Vediamo ora l'analisi grammaticale verso per verso:

1° verso:

  • Passer: vocativo legato a tecum ludere possem, proposizione principale. Indica un passero, forse dono dello stesso Catullo a Lesbia.
  • Deliciae meae puellae: è un’apostrofe di passer. Puellae è il sostantivo usato nella poesia amorosa per indicare la donna amata. Questo gruppo è un triplice omoteleuto ed è uno specifico riferimento ad un carme di Saffo.

2° verso:

  • Quicum: sta per quocum (arcaismo)
  • Quem: introduce una proposizione relativa di cui la reggente è solet da cui dipendono gli infiniti tenere, dare, incitare, ludere

3° verso:

  • Primum digitum: può essere inteso con valore predicativo (punta del dito) o come aggettivo (il primo dito, cioè il pollice). Sono retti da dare e appetenti che concorda con cui (dativo singolare).

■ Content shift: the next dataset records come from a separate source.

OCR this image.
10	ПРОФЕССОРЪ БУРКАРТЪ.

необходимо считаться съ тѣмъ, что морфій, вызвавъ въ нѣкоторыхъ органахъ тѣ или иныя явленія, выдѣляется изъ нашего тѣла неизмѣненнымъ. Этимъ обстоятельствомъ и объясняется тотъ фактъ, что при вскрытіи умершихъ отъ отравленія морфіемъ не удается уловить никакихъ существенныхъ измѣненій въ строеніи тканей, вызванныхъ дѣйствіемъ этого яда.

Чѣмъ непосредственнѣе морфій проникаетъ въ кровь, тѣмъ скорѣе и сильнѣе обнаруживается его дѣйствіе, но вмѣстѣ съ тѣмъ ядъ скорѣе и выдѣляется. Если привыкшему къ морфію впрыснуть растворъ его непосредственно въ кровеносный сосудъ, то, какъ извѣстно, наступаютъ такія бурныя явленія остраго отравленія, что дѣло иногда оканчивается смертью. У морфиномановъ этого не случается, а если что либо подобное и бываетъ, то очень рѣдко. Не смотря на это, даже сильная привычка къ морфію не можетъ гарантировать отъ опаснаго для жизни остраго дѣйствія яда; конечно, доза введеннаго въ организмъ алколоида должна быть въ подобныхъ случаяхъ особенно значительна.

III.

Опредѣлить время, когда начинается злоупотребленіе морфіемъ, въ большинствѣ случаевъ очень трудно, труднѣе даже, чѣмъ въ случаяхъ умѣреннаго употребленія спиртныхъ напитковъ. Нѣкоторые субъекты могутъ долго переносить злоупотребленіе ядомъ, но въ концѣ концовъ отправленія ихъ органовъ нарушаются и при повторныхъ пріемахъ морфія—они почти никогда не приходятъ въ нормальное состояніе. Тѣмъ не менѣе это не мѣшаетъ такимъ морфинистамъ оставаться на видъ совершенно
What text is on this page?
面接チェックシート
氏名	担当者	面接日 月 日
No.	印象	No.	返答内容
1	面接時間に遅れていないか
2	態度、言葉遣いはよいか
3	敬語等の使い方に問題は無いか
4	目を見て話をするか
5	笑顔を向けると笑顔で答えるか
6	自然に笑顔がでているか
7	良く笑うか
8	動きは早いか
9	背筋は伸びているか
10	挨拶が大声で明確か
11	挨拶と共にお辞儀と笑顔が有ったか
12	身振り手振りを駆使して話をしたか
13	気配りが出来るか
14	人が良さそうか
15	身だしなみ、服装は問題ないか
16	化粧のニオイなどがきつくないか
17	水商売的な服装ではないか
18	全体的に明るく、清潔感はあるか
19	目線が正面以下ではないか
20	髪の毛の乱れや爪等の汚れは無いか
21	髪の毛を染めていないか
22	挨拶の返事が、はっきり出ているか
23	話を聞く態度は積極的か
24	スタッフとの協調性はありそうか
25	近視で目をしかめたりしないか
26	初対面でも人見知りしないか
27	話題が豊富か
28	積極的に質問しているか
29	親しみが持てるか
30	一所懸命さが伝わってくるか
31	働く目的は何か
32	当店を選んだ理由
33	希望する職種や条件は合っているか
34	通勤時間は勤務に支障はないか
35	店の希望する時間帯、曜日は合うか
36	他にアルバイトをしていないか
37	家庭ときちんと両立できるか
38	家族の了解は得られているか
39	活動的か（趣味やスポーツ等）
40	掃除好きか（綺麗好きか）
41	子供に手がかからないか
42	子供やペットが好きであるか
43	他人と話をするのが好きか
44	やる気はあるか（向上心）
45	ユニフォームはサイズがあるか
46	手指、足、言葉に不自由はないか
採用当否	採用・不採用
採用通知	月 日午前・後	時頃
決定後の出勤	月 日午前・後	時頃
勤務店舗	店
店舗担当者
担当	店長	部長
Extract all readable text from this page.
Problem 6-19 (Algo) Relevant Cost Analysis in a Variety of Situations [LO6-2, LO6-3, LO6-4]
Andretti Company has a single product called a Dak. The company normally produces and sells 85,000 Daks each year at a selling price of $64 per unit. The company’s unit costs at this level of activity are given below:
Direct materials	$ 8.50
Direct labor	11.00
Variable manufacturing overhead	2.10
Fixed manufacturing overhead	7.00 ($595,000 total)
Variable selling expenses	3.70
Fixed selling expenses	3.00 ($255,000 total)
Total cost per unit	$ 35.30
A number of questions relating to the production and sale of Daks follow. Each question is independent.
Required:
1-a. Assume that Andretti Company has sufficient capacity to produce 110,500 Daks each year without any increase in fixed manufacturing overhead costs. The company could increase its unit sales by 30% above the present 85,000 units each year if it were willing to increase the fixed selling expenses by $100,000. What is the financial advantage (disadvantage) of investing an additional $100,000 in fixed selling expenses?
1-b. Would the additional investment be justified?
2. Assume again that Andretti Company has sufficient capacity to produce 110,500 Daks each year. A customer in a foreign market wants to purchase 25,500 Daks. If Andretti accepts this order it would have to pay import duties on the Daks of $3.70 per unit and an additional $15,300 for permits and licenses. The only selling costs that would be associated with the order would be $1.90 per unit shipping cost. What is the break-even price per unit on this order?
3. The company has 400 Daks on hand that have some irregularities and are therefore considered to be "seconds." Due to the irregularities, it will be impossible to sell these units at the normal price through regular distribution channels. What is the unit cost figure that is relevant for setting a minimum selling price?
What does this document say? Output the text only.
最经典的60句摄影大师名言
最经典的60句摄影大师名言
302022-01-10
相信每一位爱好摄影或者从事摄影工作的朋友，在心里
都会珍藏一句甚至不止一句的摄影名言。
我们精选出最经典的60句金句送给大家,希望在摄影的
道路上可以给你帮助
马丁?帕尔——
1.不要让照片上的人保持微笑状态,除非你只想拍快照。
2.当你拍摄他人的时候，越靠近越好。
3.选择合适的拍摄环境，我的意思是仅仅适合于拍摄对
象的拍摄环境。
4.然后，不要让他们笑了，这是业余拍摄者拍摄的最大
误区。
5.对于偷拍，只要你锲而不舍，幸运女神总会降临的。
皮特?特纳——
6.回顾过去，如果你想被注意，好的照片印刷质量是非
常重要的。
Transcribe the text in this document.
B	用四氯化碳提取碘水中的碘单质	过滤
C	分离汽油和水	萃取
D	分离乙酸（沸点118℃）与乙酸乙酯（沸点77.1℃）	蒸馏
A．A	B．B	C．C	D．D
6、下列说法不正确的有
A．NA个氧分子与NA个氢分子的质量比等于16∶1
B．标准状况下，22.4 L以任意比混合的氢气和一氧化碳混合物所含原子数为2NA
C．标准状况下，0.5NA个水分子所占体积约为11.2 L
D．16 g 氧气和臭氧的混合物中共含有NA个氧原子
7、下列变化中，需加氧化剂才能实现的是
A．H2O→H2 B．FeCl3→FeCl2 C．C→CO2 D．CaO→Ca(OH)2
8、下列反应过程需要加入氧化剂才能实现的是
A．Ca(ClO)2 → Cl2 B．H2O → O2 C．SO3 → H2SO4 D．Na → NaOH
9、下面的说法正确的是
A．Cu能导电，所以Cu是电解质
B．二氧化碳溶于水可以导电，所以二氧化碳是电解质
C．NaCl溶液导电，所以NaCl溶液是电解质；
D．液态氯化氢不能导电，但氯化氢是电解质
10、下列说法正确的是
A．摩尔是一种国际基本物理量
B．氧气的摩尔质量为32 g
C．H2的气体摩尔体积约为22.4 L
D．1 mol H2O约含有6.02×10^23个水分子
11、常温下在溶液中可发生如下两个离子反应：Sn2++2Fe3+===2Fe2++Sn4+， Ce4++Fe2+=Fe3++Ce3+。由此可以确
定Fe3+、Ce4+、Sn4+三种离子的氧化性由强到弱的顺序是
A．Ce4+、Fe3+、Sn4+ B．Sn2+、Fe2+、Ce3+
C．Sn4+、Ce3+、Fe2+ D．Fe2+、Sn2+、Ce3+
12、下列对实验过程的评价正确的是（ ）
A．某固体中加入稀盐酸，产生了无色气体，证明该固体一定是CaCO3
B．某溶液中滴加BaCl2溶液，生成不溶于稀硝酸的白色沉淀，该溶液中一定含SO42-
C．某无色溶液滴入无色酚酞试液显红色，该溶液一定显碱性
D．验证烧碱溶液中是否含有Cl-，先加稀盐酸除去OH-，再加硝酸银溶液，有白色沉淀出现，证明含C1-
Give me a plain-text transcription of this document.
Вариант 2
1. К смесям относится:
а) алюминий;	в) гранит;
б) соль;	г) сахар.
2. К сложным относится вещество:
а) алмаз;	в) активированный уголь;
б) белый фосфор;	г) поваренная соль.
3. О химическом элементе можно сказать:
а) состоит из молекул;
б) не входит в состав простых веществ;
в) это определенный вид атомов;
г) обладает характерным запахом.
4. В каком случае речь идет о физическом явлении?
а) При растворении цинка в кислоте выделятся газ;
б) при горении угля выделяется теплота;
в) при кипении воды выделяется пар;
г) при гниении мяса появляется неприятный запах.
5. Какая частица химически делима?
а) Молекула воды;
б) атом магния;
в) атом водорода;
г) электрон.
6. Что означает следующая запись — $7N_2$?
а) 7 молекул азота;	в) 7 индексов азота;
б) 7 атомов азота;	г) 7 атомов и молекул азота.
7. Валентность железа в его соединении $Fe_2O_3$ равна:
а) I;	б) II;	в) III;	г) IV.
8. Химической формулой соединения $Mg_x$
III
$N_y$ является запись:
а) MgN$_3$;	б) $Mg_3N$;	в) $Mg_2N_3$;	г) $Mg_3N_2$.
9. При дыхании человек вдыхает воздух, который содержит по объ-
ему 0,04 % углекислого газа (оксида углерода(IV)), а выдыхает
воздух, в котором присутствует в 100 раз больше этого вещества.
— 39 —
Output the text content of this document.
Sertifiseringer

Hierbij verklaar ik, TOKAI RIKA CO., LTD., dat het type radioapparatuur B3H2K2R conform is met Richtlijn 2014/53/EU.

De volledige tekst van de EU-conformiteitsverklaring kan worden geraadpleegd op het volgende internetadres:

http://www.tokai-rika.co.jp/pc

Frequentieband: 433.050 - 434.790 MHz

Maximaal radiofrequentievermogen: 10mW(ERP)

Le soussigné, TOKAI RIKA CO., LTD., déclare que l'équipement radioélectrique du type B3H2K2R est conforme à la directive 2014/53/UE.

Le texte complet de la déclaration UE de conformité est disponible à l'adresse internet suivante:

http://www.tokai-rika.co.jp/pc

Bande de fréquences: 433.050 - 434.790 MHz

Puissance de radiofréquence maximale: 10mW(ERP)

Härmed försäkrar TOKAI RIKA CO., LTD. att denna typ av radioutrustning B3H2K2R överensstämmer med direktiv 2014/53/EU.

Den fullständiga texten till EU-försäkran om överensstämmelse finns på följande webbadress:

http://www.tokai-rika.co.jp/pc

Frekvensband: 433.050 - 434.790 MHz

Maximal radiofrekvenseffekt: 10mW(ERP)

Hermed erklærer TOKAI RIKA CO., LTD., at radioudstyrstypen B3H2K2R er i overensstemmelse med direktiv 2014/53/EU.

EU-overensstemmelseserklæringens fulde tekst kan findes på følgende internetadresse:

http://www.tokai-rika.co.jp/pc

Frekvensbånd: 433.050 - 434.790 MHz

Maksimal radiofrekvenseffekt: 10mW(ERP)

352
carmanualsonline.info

4° verso: c’è l’allitterazione delle r (che si riferiscono al passero) e delle s (riferite a Lesbia)

  • Acris morsus:è al singolare perché indica un’azione ripetuta nel tempo.
  • Solet regge l’infinito

5° verso:

  • Cum: è legato a nescio e ha funzione temporale (nel caso in cui invece fosse una preposizione che regge un ablativo, rappresenterebbe un complemento di modo o di compagnia). Qui è congiunzione e può essere seguito da un indicativo (temporale, come in questo caso) o congiuntivo (narrativo causale).
  • Desiderio: deriva da desiderium (neutro dativo singolare) e va legato con meo e il participio presente nitenti. Qui c’è l’uso dell’astratto per rappresentare l’oggetto concreto (metonimia)¸ anche Cicerone usa la stessa espressione nelle sue lettere Ad familiares per riferirsi alla moglie con tono affettuoso.

6° verso:

  • Quid: è legato a lubet e iocari.

7° verso:

  • Solaciolum: è un diminutivo da solacius, lo usa solo Catullo e è un’espressione della lingua parlata. Significa “piccolo conforto”: rispetto al grande dolore per Lesbia, i piccoli svaghi sono poca cosa; qui il dolore è portato all’esagerazione.
  • Dolores: genitivo, indica la passione e la sofferenza d’amore. Il tormento è ripreso nel verso successivo.

8° verso:

  • Gravis ardor: dal verso precedente, riprende il tema del dolore per amore.
  • Credo: è parentetico: la sua funzione è di esprimere la trepidazione di Catullo, consapevole di attribuire a Lesbia una passione che in realtà è solo sua

9° verso:

  • Tecum: si lega a passer del primo verso
  • Possem: è un congiuntivo indipendente, ottativo – desiderativo dell’irrealtà: Catullo sa che non riuscirà mai a dimenticare la sua passione giocando con un passero perché è troppo tormentato.

10° verso:

  • Tristis curas: accusativo plurale e il primo termine sta per tristes.